What is your favorite movie?
When faced with this dreaded icebreaker on the first day of a summer program or school orientation, I would always respond with the same answer: How to Train Your Dragon.
The thing is, I could not tell you what this movie is about or why I like it. All I remember is that it was about a boy named Burp? or something and it was about… training dragons. I first watched it on the plane ride to Japan a few years ago, and when I finished the movie, I remember feeling like I could just jump out of the plane, hop on a dragon, and go conquer the world.
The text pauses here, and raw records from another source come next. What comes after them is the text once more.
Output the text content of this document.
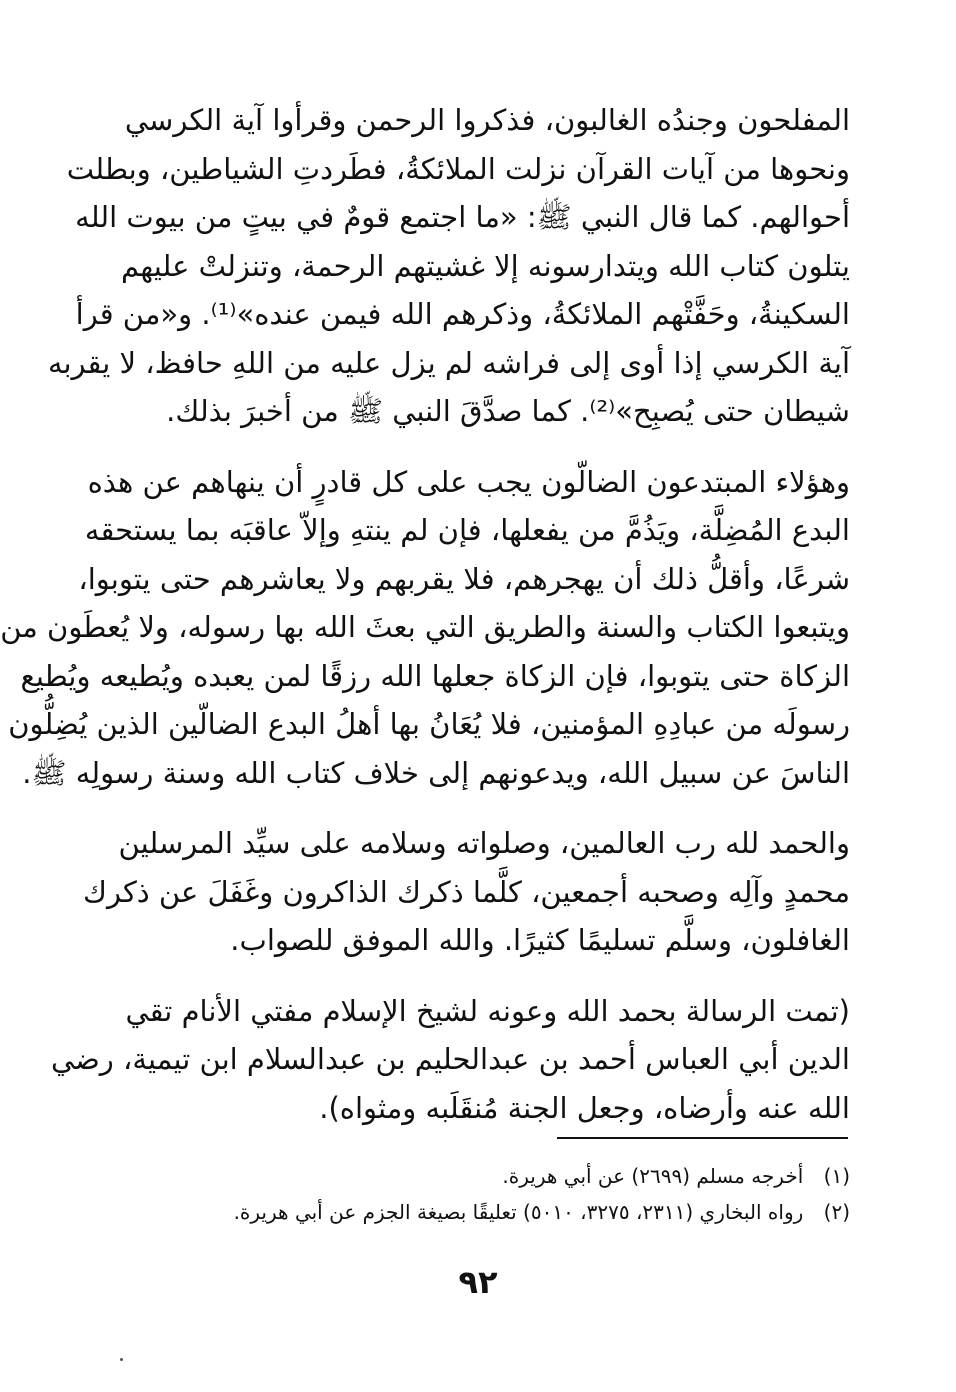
المفلحون وجندُه الغالبون، فذكروا الرحمن وقرأوا آية الكرسي
ونحوها من آيات القرآن نزلت الملائكةُ، فطَردتِ الشياطين، وبطلت
أحوالهم. كما قال النبي ﷺ: «ما اجتمع قومٌ في بيتٍ من بيوت الله
يتلون كتاب الله ويتدارسونه إلا غشيتهم الرحمة، وتنزلتْ عليهم
السكينةُ، وحَفَّتْهم الملائكةُ، وذكرهم الله فيمن عنده»⁽¹⁾. و«من قرأ
آية الكرسي إذا أوى إلى فراشه لم يزل عليه من اللهِ حافظ، لا يقربه
شيطان حتى يُصبِح»⁽²⁾. كما صدَّقَ النبي ﷺ من أخبرَ بذلك.

وهؤلاء المبتدعون الضالّون يجب على كل قادرٍ أن ينهاهم عن هذه
البدع المُضِلَّة، ويَذُمَّ من يفعلها، فإن لم ينتهِ وإلاّ عاقبَه بما يستحقه
شرعًا، وأقلُّ ذلك أن يهجرهم، فلا يقربهم ولا يعاشرهم حتى يتوبوا،
ويتبعوا الكتاب والسنة والطريق التي بعثَ الله بها رسوله، ولا يُعطَون من
الزكاة حتى يتوبوا، فإن الزكاة جعلها الله رزقًا لمن يعبده ويُطيعه ويُطيع
رسولَه من عبادِهِ المؤمنين، فلا يُعَانُ بها أهلُ البدع الضالّين الذين يُضِلُّون
الناسَ عن سبيل الله، ويدعونهم إلى خلاف كتاب الله وسنة رسولِه ﷺ.

والحمد لله رب العالمين، وصلواته وسلامه على سيِّد المرسلين
محمدٍ وآلِه وصحبه أجمعين، كلَّما ذكرك الذاكرون وغَفَلَ عن ذكرك
الغافلون، وسلَّم تسليمًا كثيرًا. والله الموفق للصواب.

(تمت الرسالة بحمد الله وعونه لشيخ الإسلام مفتي الأنام تقي
الدين أبي العباس أحمد بن عبدالحليم بن عبدالسلام ابن تيمية، رضي
الله عنه وأرضاه، وجعل الجنة مُنقَلَبه ومثواه).

(١) أخرجه مسلم (٢٦٩٩) عن أبي هريرة.
(٢) رواه البخاري (٢٣١١، ٣٢٧٥، ٥٠١٠) تعليقًا بصيغة الجزم عن أبي هريرة.
٩٢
In fact, you could ask me about any movie I’ve ever seen, and my mind would probably draw blank. It’s terrible. I sit in a movie theater for two and a half hours and walk out, forgetting the main character’s name. It’s especially frustrating when people ask me questions like “If it’s your favorite movie, who’s your favorite character?” or “Which movie in the series is your favorite?” I would just stand there, trying to come up with an answer, while a smug smile would appear on the other person’s face, as if they were thinking, “what a fake fan.”
For example, I’ve watched and rewatched the Harry Potter, Hunger Games, and Maze Runner Series an EMBARRASSING number of times, but it would still take me a minute to give a plot summary. My inability to remember a movie’s plot and/or characters have always frustrated me, but I now feel like I partly understand why my memory is horrendous when it comes to movies.
I think it’s because with every movie I watch, I don’t just sit there, passively observing the lives of the main character, but I become a part of the movie. I get so hyper-invested in the lives of the characters, to a point that I forget to eat my popcorn, or I start speaking like the character after watching the movie(this was especially bad after watching Harry Potter).
Like how humans often forget their happiest memories or most traumatic memories, I too, forget when I navigated a mind-bending world of dreams within dreams in Inception, or when I sprinted with my life on the line through a dystopian wasteland in Maze Runner.
It’s through movies that I’ve lived a million lives; I’ve lived as a mobster, a romantic, a talking race car, a beautiful, swampy, green ogre. It’s through movies that I’ve seen the world, from the bleak streets of Gotham City, to the scenic backdrop of Mamma Mia!, Skopelos, Greece.
In fact, I’ll sacrifice a top-notch memory if it means that I can watch the same movie hundreds of times, and relive it without ever getting bored.